To my mind, releasing the need to emotionally eat is a renewal of the commitment I made to myself in 1986. Now I am being called to a deeper self intimacy, which I do not take lightly, as on some days, and at certain times of the day, bearing these “difficult” “impossible” “needy” feeling states, that emotional eating used to help me escape, takes some doing; the sheer intensity of those feeling! Sometimes it feels like I am in actual physical labour, deep in at the place where one experiences the greatest pain, just before the sweetest (bundle of) joy…
Still waiting, and trying to trust in the process, of having more lasting peace and joy reside inside me…
watch this space..
Peace & Love,
Sometimes I just tire of this world. I tire of the same ole same ole. The same ole struggles in my personal life; the same ole struggles and heartache in the world. I just tire of it all. Not that I’d rather not be here, but being the kind of person I am who feels things so deeply and personally, the same ole same ole can truly weigh on me.Being an optimist at heart, I hold a lot of hope for the world: for the difference our daily individual efforts can and does make. Yet still I tire from the same ole same ole…

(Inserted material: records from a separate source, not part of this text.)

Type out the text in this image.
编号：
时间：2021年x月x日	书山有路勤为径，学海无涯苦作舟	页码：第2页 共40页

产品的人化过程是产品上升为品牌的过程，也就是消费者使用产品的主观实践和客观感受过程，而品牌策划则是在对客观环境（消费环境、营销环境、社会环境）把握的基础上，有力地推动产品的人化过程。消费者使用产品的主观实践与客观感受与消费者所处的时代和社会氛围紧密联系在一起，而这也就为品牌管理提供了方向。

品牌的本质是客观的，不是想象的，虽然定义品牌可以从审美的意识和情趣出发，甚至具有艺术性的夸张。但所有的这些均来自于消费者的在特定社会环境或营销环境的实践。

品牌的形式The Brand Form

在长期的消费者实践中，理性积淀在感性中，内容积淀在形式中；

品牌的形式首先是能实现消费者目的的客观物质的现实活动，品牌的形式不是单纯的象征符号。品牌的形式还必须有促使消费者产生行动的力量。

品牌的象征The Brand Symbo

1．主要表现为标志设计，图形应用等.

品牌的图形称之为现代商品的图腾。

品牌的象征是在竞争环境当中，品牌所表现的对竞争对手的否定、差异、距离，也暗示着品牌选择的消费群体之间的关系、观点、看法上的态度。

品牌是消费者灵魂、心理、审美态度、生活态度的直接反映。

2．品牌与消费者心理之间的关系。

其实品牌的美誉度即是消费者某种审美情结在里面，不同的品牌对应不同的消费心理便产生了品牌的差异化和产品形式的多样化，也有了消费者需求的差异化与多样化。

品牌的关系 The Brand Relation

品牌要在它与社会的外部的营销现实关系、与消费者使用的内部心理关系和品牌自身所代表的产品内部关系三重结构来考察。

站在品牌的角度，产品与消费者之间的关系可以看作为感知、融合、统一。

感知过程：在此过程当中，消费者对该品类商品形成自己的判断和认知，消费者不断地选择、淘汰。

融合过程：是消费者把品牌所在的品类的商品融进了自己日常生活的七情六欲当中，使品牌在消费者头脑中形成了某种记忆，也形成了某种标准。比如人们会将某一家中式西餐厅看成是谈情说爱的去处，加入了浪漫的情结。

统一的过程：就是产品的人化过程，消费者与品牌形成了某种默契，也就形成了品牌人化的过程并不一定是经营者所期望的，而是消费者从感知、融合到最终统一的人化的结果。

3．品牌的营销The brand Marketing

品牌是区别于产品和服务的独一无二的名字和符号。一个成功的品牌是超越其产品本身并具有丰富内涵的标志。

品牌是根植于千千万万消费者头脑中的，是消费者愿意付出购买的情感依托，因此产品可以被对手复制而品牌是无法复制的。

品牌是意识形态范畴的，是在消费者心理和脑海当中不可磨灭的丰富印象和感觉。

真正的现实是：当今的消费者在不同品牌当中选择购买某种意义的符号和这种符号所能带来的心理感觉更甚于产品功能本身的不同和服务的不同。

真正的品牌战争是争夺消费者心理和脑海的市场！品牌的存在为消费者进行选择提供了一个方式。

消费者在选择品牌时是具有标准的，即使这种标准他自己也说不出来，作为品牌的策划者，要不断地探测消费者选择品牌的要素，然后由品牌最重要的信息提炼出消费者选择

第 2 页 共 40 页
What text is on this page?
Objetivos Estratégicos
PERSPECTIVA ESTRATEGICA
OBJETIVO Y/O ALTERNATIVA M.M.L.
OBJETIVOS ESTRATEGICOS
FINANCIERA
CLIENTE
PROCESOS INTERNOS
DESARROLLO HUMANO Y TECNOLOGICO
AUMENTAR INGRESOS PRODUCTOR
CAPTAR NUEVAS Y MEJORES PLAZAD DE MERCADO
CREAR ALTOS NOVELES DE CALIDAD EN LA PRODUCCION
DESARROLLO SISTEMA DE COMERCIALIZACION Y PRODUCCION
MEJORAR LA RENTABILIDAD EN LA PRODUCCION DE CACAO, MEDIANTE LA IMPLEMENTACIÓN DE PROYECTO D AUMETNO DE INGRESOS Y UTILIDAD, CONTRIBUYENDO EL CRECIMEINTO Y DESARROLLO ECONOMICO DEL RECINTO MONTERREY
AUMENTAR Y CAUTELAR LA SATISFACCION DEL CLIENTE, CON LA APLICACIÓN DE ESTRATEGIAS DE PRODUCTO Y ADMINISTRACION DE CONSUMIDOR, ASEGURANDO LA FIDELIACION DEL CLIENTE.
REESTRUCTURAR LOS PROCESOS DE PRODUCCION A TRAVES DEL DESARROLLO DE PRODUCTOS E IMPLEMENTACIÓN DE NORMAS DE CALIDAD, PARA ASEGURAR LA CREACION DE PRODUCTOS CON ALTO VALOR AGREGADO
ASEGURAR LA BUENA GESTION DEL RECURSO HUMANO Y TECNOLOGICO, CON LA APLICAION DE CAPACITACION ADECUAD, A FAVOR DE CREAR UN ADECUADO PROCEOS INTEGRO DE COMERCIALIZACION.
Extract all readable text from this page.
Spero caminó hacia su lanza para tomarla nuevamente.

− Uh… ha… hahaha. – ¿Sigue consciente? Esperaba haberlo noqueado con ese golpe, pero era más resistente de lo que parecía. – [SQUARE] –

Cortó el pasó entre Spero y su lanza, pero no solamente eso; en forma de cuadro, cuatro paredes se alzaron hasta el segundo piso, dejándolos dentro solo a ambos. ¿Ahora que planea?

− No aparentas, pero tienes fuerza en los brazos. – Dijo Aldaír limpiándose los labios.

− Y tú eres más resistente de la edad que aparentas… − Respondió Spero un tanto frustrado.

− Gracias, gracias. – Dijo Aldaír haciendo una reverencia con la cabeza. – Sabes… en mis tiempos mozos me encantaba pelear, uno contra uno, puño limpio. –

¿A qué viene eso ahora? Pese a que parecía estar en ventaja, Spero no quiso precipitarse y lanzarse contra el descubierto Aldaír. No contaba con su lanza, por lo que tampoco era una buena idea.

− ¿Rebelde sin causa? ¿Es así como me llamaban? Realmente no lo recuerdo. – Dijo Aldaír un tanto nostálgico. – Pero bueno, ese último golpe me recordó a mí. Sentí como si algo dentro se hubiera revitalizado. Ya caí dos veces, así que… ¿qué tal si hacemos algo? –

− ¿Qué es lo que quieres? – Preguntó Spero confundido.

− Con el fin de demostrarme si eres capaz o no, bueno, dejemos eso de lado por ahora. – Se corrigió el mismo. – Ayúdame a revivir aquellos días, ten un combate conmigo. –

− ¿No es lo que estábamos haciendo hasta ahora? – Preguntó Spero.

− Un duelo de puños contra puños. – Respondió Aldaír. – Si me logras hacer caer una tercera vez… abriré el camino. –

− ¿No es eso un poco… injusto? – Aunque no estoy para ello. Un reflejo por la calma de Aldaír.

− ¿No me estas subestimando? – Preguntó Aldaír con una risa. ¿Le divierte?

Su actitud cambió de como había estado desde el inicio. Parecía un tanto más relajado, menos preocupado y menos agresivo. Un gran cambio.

The same ole news, just with different players and presenters. The same ole going round and round in circles thinking if we turn a blame eye to things somehow things will get better of their own accord. Then the same ole exclamation of dismay and outrage when the same ole crime and disasters continue to happen, taken up a notch or two further. Tired of people not realising that unless one get to the root of problems and do something with that information, the same ole same ole will continue to happen. This is not rocket science…
Just tired of the same ole same ole, and my personal life is just the same…well, that is a bit harsh because I live in a certain self-awareness, as well as work and live at the root of all things. But some things remain persistent, like my struggle with embracing all of my feelings; my struggle with self-acceptance; my struggle with food; my struggle with relaxation. I know these struggles are deep rooted, born out of a time when it worked in my best interest as a matter of survival to not accept myself; to eliminate my feelings and constantly push them away. To avoid relaxation and remain ever vigilant least I miss someone coming up behind me and feeling entitled to treat me in all kind of ways. Looking forward to good tasting foods that emotionally soothes; developing quite a dependence on that in the absence of safe and supportive parental figures. And so it goes on…
Just fed up and tired at the minute: a very long off and on minute. But being an optimistic at heart, someone who believes that life and human beings, at the core, are basically good, I keep on keeping on. And keep on sharing my love light for anyone going through a dark period of time. Though tired I refuse to be defeated in the ‘difference making’ business. And however dark my period of time, I continue to allow my little light to shine.